How dreary to be somebody,
as public as a frog
To tell your name the livelong June
To an admiring bog.– Emily Dickinson
The question came up, “Why do I keep a Web site? Aren’t I concerned about people finding out about me? Wouldn’t people hurt me if they knew about me? Don’t I want to keep my privacy?”
Sorry, but privacy is dead. Our personal lives are exposed in ways George Orwell couldn’t have imagined. If you have a Social Security number, a driver’s license, or a birth date; if you use a credit card, a store club program, a phone, a Web site, and e-mail; if you’ve filed a tax return, gotten married, or filled out a job application — your personal information is out in the open. And when your data isn’t being mined and catalogued, you’re being videotaped by security cameras in stores or on traffic lights. Your car or cell phone may have GPS navigation that tracks your every move. Every day, we’re surrounded by people with camera phones ready to post our mishaps on YouTube. Life in the 21st century is life in a fishbowl.
So, what do we do about it? Is there any hope for those of us who crave privacy? Or does being out in the open have benefits?
Matthew Arnold wrote in “Stanzas from the Grande Chartreuse” about the attractiveness of the secluded, private lives of the monks who lived in a monestary. But he warns:
Fenced early in this cloistral round
Of reverie, of shade, of prayer,
How should we grow in other ground?
By cutting off ourselves in search of privacy, we deny ourselves the opportunity to grow. We deny ourselves the opportunity to help others by sharing our experiences and ideas.
I believe each one of us has been given certain gifts. The only way that these gifts have value is if we share them with others. Perhaps you have a knack for organizing. After cleaning your closet, sorting your books by size and subject, and filing your paperwork, what do you have left? Why not help someone else who’s disorganized get his or her paperwork in order? Or find a food bank that needs its supplies organized so it’s easy for them to send items to needy people. Perhaps you like baking cookies. Why not make some cookies for a school’s bake sale? If you have a skill for writing, why not share your writing with others who might find benefit from it? And by helping others, who knows how your good deeds will be repaid?
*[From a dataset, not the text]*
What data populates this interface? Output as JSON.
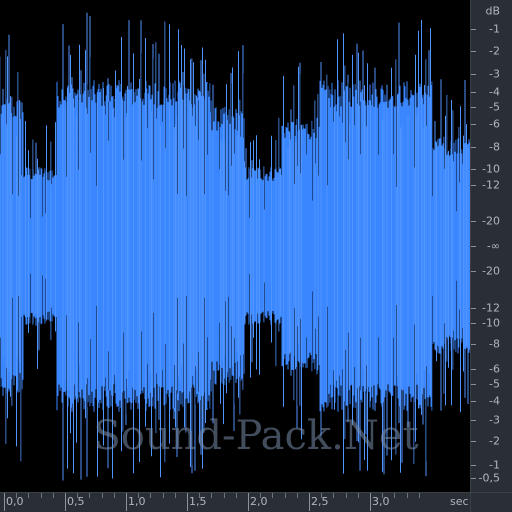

Going public has its risks – the risks of vulnerability, the risk of criticism, and the risk of rejection. But staying hidden is even more dangerous. In times of economic and political uncertainty like these, privacy offers no shelter. Think of the ordinary, private people whose lives have been affected by the recent economic downturn – people who have lost their jobs and homes, the bedrock of their safe and stable lives crumbling beneath them. The only way they can escape from this situation is to put themselves forward, to ask for help, to promote themselves in the job market. To use another line from Arnold’s poem, “Wandering between two worlds, one dead/The other powerless to be born.” The only way we can achieve our birth or rebirth is if we dare to escape the womb and venture into the world.
So, don’t be afraid to go public. The world leaves us no choice but to be in the open, so let’s make the most of it.